Adapun dalil pendapat ketiga maka itu hanyalah ijtihad dari Ibnu Abbas -radhiallahu anhuma- semata dan beliau tidak membawakan dalil dari Nabi. Adapun ucapannya, “Tidak, demikianlah yang Rasulullah -Shallallahu alaihi wasallam- perintahkan kepada kami,” maka yang dimaksudkan dengannya adalah hadits Ibnu Umar dan Abu Hurairah tentang perintah berpuasa dan berbuka karena melihat hilal. Demikian yang diterangkan oleh Ibnu Taimiah, Ibnu Daqiqil Id, Asy-Syaukani, dan selainnya.
Adapun pendapat yang keempat, maka dalil mereka itu berlaku bagi orang yang berpuasa dengan rukyat negerinya, kemudian di tengah ramadhan datang kabar bahwa hilal di negeri lain terlihat sehari atau dua hari sebelum negerinya.
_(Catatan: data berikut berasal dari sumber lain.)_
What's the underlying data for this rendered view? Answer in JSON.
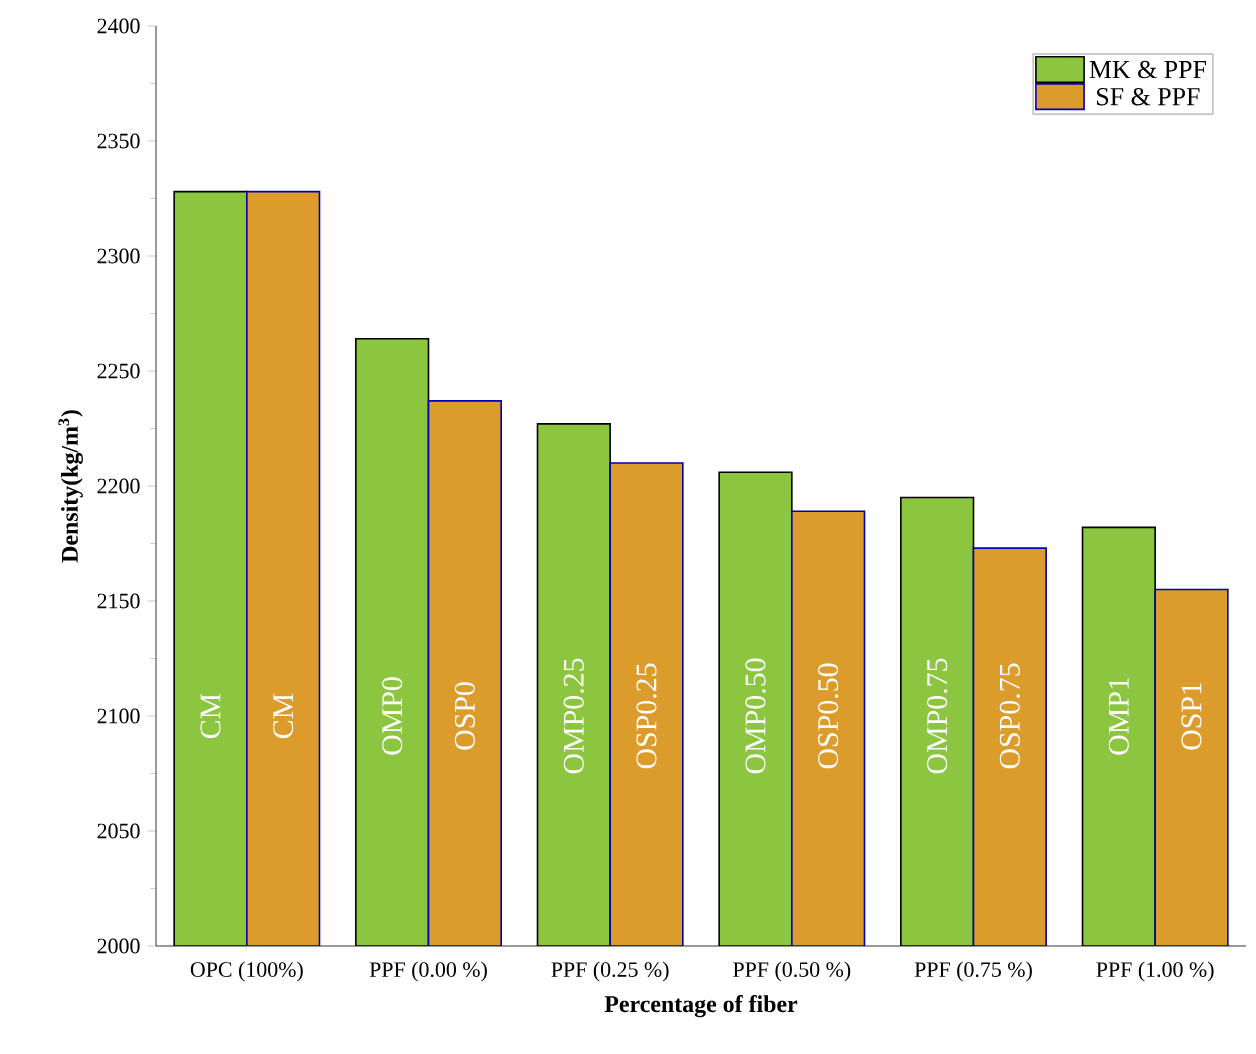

Maka dalam keadaan seperti itu hendaknya dia melanjutkan puasanya bersama penduduk negerinya hingga 30 hari atau mereka melihat hilal. Jawaban semisal ini disebutkan oleh Ash-Shan’ani dalam Subulus Salam
Catatan:
Walaupun pendapat yang kuat adalah pendapat yang pertama, akan tetapi yang berpendapat dengannya hendaknya tidak menampakkan penyelisihannya terhadap pemerintah, guna menjaga persatuan kaum muslimin, sebagaimana yang akan ditengkan setelah ini.
[Asy-Syarhul Mumti’: 6/308-312, Ithaful Anam hal. 13-16 dan Shahih Fiqhus Sunnah: 2/95-96]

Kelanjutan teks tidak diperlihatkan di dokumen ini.